Le martèlement de Téhéran : B-2 et raids massifs

L’escalade a pris une dimension brutale dimanche, alors que les forces américaines et israéliennes coordonnaient un assaut massif sur le territoire iranien. Selon les informations rapportées par PBS NewsHour, des bombardiers furtifs B-2 ont été déployés pour frapper les installations de missiles balistiques de la République islamique avec des bombes de 2 000 livres.
Le volet israélien de l’opération a été tout aussi agressif. La générale de brigade Effie Defrin a précisé lors d’un briefing que 100 avions de chasse ont frappé simultanément des cibles à Téhéran. Les objectifs étaient stratégiques : les bâtiments de l’armée de l’air, le commandement des missiles et la force de sécurité intérieure, connue pour avoir réprimé violemment les manifestations anti-gouvernementales en janvier dernier.
Sur le plan naval, le président Donald Trump a affirmé sur les réseaux sociaux que neuf navires de guerre iraniens avaient été coulés et que le quartier général de la marine iranienne était en grande partie détruit.
Le prix du sang et les frappes sur le sol israélien

Le bilan humain est lourd et s’alourdit rapidement. Les dirigeants iraniens estiment que plus de 200 personnes ont péri depuis le début des frappes qui ont conduit à la mort de Khamenei et d’autres hauts responsables.
Téhéran a riposté en lançant des missiles vers Israël et les États arabes du Golfe. Cette contre-offensive a causé les premières pertes américaines connues du conflit, avec la mort de trois membres du service. En Israël, les services de secours ont rapporté des frappes à Jérusalem et dans la ville centrale de Beit Shemesh. À Beit Shemesh, l’attaque d’une synagogue a fait neuf morts et 28 blessés, portant le bilan total des victimes en Israël à 11 morts.
On déplore encore onze disparus après ces frappes, selon la police israélienne.
La doctrine Trump face à la réalité des « guerres éternelles »
L’implication directe et massive des États-Unis marque un tournant paradoxal pour l’administration actuelle. Donald Trump a remporté l’élection sur une plateforme « America First » et avait promis de rester en dehors des « guerres éternelles ». Pourtant, la réalité du terrain impose aujourd’hui une stratégie de puissance brute.
Le président a adopté un ton belliqueux suite aux pertes américaines, promettant de venger la mort des militaires. Dans une vidéo publiée sur les réseaux sociaux, il a qualifié les trois soldats de « véritables patriotes américains qui ont fait le sacrifice ultime pour notre nation, alors même que nous poursuivons la mission juste pour laquelle ils ont donné leur vie ».
« Malheureusement, il y en aura probablement d’autres avant que cela ne se termine. C’est ainsi. Probablement d’autres. »Donald Trump, Président des États-Unis
Cette acceptation lucide, voire fataliste, de pertes futures suggère que Washington ne voit plus ce conflit comme une opération chirurgicale, mais comme une guerre d’usure nécessaire pour atteindre ses objectifs.
L’effondrement du commandement iranien

L’objectif sous-jacent de cette campagne semble être la déstabilisation profonde de l’appareil d’État iranien. En frappant simultanément le commandement des missiles et la force de sécurité intérieure, les États-Unis et Israël ne visent pas seulement des capacités militaires, mais les piliers mêmes du contrôle interne du régime.

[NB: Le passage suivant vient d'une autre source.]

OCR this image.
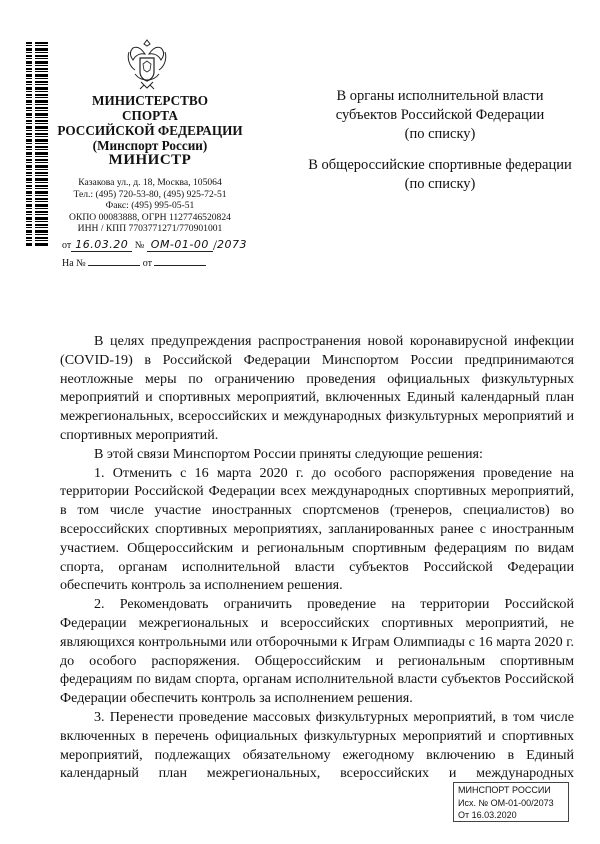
МИНИСТЕРСТВО
СПОРТА
РОССИЙСКОЙ ФЕДЕРАЦИИ
(Минспорт России)
МИНИСТР
Казакова ул., д. 18, Москва, 105064
Тел.: (495) 720-53-80, (495) 925-72-51
Факс: (495) 995-05-51
ОКПО 00083888, ОГРН 1127746520824
ИНН / КПП 7703771271/770901001
от 16.03.20 № ОМ-01-00 /2073
На №	от
В органы исполнительной власти
субъектов Российской Федерации
(по списку)
В общероссийские спортивные федерации
(по списку)

В целях предупреждения распространения новой коронавирусной инфекции (COVID-19) в Российской Федерации Минспортом России предпринимаются неотложные меры по ограничению проведения официальных физкультурных мероприятий и спортивных мероприятий, включенных Единый календарный план межрегиональных, всероссийских и международных физкультурных мероприятий и спортивных мероприятий.

В этой связи Минспортом России приняты следующие решения:

1. Отменить с 16 марта 2020 г. до особого распоряжения проведение на территории Российской Федерации всех международных спортивных мероприятий, в том числе участие иностранных спортсменов (тренеров, специалистов) во всероссийских спортивных мероприятиях, запланированных ранее с иностранным участием. Общероссийским и региональным спортивным федерациям по видам спорта, органам исполнительной власти субъектов Российской Федерации обеспечить контроль за исполнением решения.

2. Рекомендовать ограничить проведение на территории Российской Федерации межрегиональных и всероссийских спортивных мероприятий, не являющихся контрольными или отборочными к Играм Олимпиады с 16 марта 2020 г. до особого распоряжения. Общероссийским и региональным спортивным федерациям по видам спорта, органам исполнительной власти субъектов Российской Федерации обеспечить контроль за исполнением решения.

3. Перенести проведение массовых физкультурных мероприятий, в том числе включенных в перечень официальных физкультурных мероприятий и спортивных мероприятий, подлежащих обязательному ежегодному включению в Единый календарный план межрегиональных, всероссийских и международных

МИНСПОРТ РОССИИ
Исх. № ОМ-01-00/2073
От 16.03.2020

L’élimination du Guide suprême Ayatollah Ali Khamenei a créé un vide de pouvoir critique. L’intensification des frappes juste après sa mort suggère une volonté d’empêcher toute transition stable vers une nouvelle direction, ou à l’inverse, de forcer une nouvelle direction à négocier en position de faiblesse extrême.

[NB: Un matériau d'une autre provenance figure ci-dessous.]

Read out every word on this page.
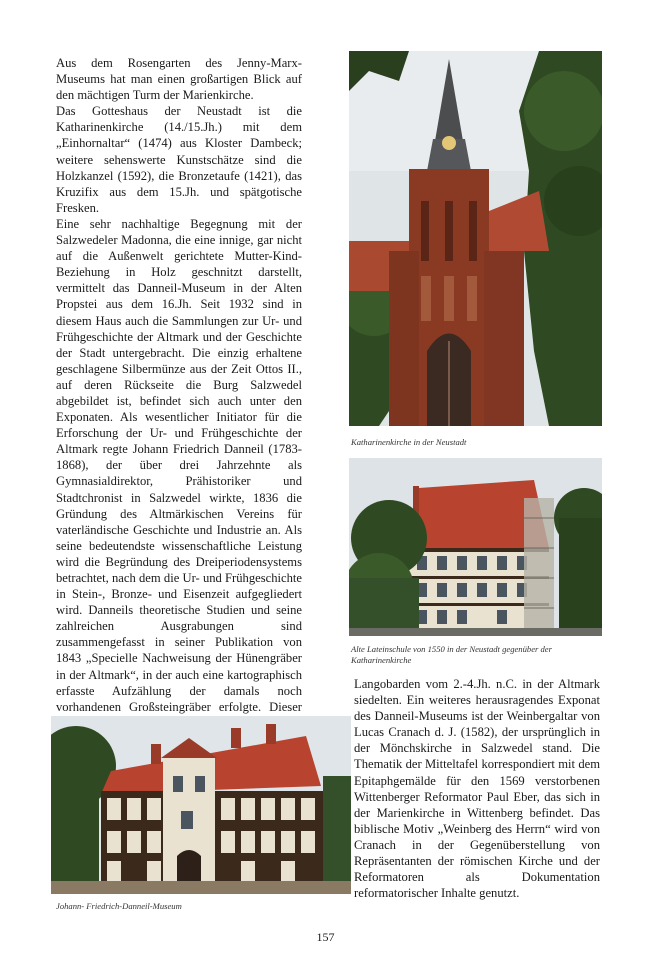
Aus dem Rosengarten des Jenny-Marx-Museums hat man einen großartigen Blick auf den mächtigen Turm der Marienkirche.

Das Gotteshaus der Neustadt ist die Katharinenkirche (14./15.Jh.) mit dem „Einhornaltar“ (1474) aus Kloster Dambeck; weitere sehenswerte Kunstschätze sind die Holzkanzel (1592), die Bronzetaufe (1421), das Kruzifix aus dem 15.Jh. und spätgotische Fresken.

Eine sehr nachhaltige Begegnung mit der Salzwedeler Madonna, die eine innige, gar nicht auf die Außenwelt gerichtete Mutter-Kind-Beziehung in Holz geschnitzt darstellt, vermittelt das Danneil-Museum in der Alten Propstei aus dem 16.Jh. Seit 1932 sind in diesem Haus auch die Sammlungen zur Ur- und Frühgeschichte der Altmark und der Geschichte der Stadt untergebracht. Die einzig erhaltene geschlagene Silbermünze aus der Zeit Ottos II., auf deren Rückseite die Burg Salzwedel abgebildet ist, befindet sich auch unter den Exponaten. Als wesentlicher Initiator für die Erforschung der Ur- und Frühgeschichte der Altmark regte Johann Friedrich Danneil (1783-1868), der über drei Jahrzehnte als Gymnasialdirektor, Prähistoriker und Stadtchronist in Salzwedel wirkte, 1836 die Gründung des Altmärkischen Vereins für vaterländische Geschichte und Industrie an. Als seine bedeutendste wissenschaftliche Leistung wird die Begründung des Dreiperiodensystems betrachtet, nach dem die Ur- und Frühgeschichte in Stein-, Bronze- und Eisenzeit aufgegliedert wird. Danneils theoretische Studien und seine zahlreichen Ausgrabungen sind zusammengefasst in seiner Publikation von 1843 „Specielle Nachweisung der Hünengräber in der Altmark“, in der auch eine kartographisch erfasste Aufzählung der damals noch vorhandenen Großsteingräber erfolgte. Dieser

Katharinenkirche in der Neustadt
Alte Lateinschule von 1550 in der Neustadt gegenüber der Katharinenkirche

Langobarden vom 2.-4.Jh. n.C. in der Altmark siedelten. Ein weiteres herausragendes Exponat des Danneil-Museums ist der Weinbergaltar von Lucas Cranach d. J. (1582), der ursprünglich in der Mönchskirche in Salzwedel stand. Die Thematik der Mitteltafel korrespondiert mit dem Epitaphgemälde für den 1569 verstorbenen Wittenberger Reformator Paul Eber, das sich in der Marienkirche in Wittenberg befindet. Das biblische Motiv „Weinberg des Herrn“ wird von Cranach in der Gegenüberstellung von Repräsentanten der römischen Kirche und der Reformatoren als Dokumentation reformatorischer Inhalte genutzt.

Johann- Friedrich-Danneil-Museum
157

L’enjeu actuel dépasse la simple vengeance. Le risque est désormais celui d’un embrasement total du Moyen-Orient, alors que les frappes ne montrent aucun signe de relâchement. La question reste de savoir si l’administration Trump, tout en prônant la force, laissera une porte ouverte à une transition politique en Iran pour éviter un conflit prolongé qui pourrait, ironiquement, devenir la nouvelle « guerre éternelle » qu’il avait promis d’éviter.